Nothing is worse than paying for a solution that has all the data you want with an interface and UI design built by a Linux kernel engineer (Sorry guys, you do write some awesome code though!). If it's hard for you to get around and accomplish what you need to help ensure social media adds value to your business, imagine what it's gonna be like training a total newbie on how to use it when it's time to scale. Imagine having to train thirty plus newbies across multiple departments with different personalities and skill sets across your entire company and then having to support all of them when they have questions.
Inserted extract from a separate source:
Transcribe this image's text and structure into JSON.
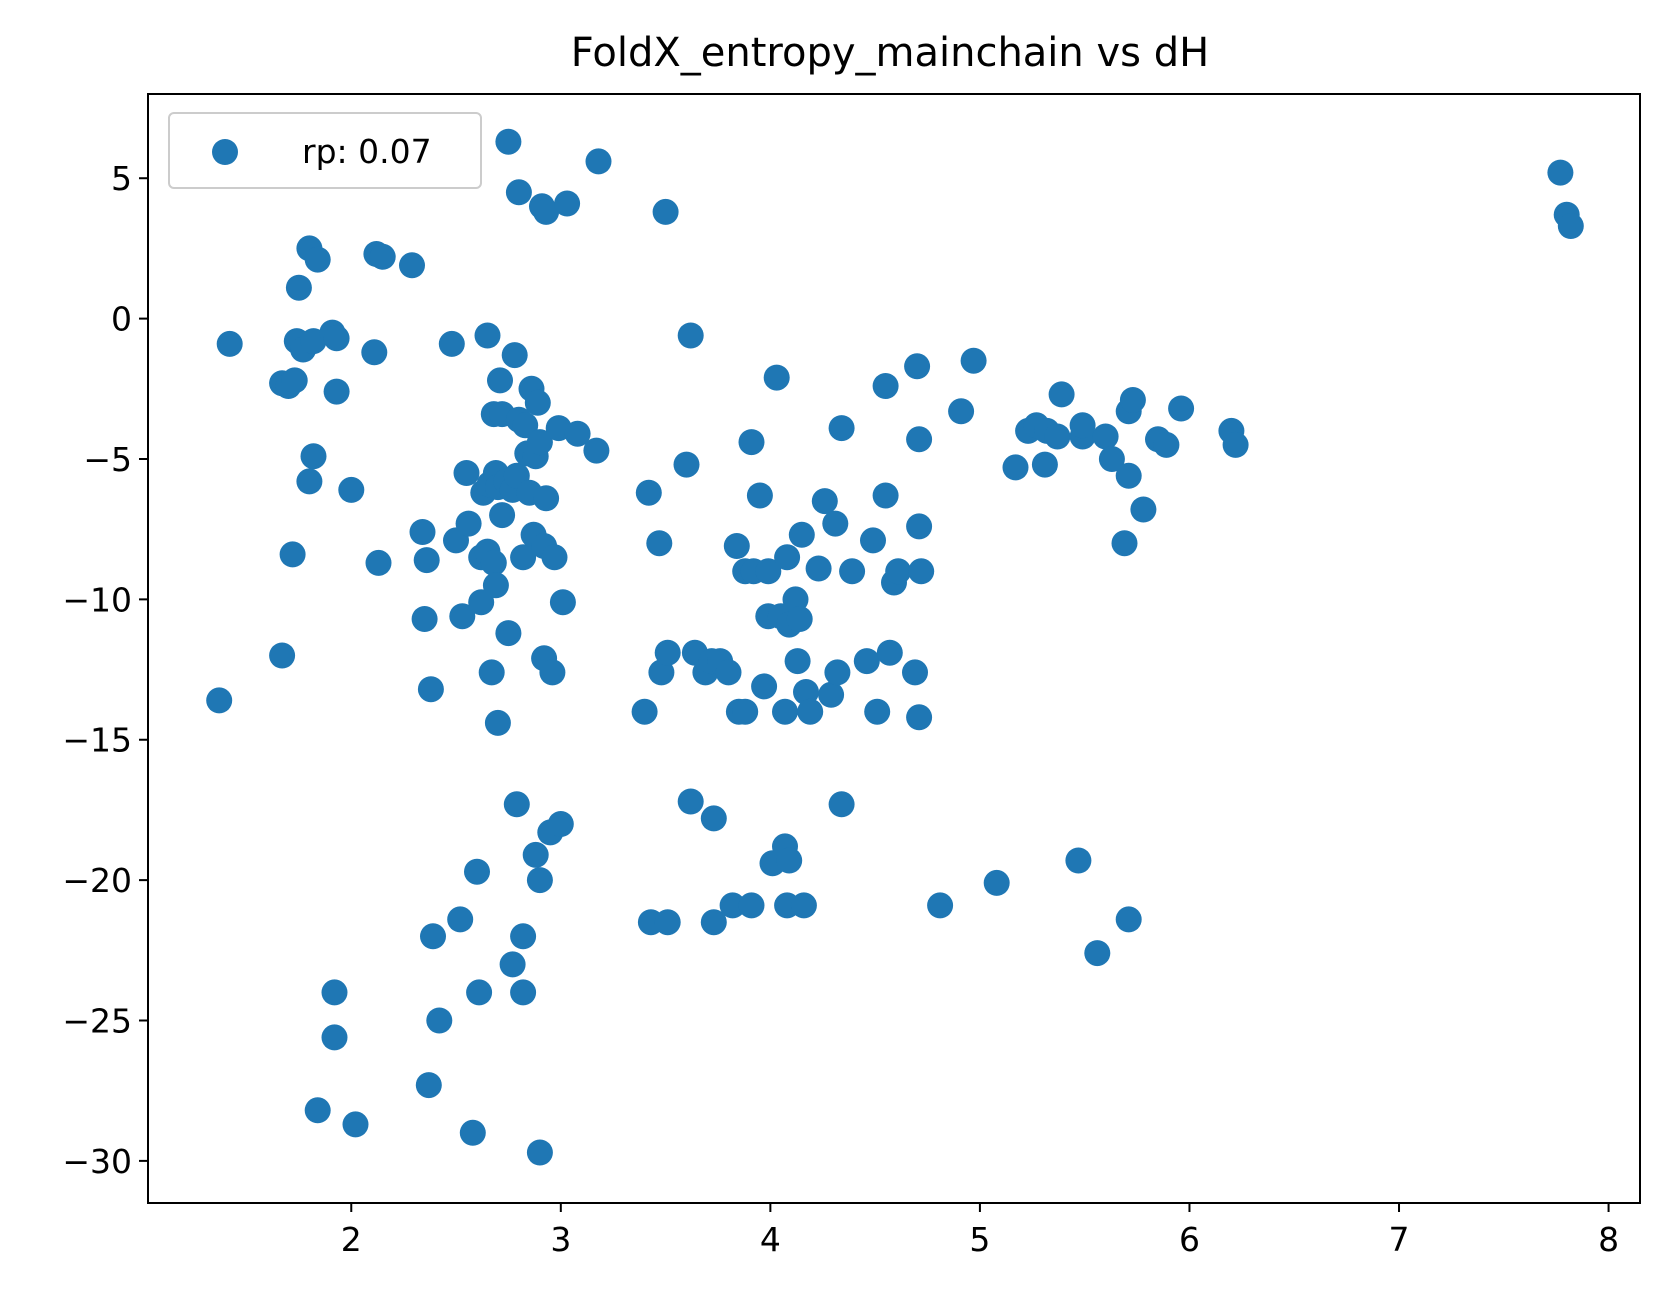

You can avoid the nightmare if you choose a tool that is easy to use, easy to train others on, and has a very thoughtful UI. Don't be taken by all the graphs and charts and animated fly-out menus backed by a smooth sales pitch. If you login to a new tool from scratch, without ever having seen it before, and can't figure out how to intuitively access the basics, keep that red flag in the back of your mind. It could help spare you a major headache later.

Support

Companies large and small are trusting their business decisions and their budgets every quarter to data monitored by these various solutions. Most of the time these tools are web portals, hosted by the vendor. By investing in, and building out, the complex and strategic integration of a third party software into the folds of they way you do business, you are placing a high amount of trust and reliability in someone outside of your company. You need to know that they have a responsive support team of skilled staff in place that use a solid system and process for receiving, addressing, and fixing issues when they arise. Nothing makes executives lose faith more than system downtime with no real answers or ETA.

Expect a Lot

Lastly, Now is the time to raise the bar high. Don't be easily sold on one or two cool features that are pitched to you using the word engage in every other sentence. During these transitional times in social technology, adoption by key decision makers and upper management is something we are all working hard to attain. Deciding on a good social media monitoring solution that you plan on scraping up budget for during a tough economic time can make or break the amount of support you get. Expect a lot from all the vendors that are calling you to set up a demo. Hammer them with questions and requirements so that you aren't giving your budget away. Being a well-intentioned skeptic is never a bad thing.

In the end, your specific business needs will dictate the priority of these various features when you are going through the evaluation process to see what is out there.

Before committing to a contract with any solution, the key is to first assess your business priorities and KPI's, then start scheduling demos and stack each solution's strengths and weaknesses against your social demands. The best solution is the one that fits the needs of your business, not the one that uses the most buzz words.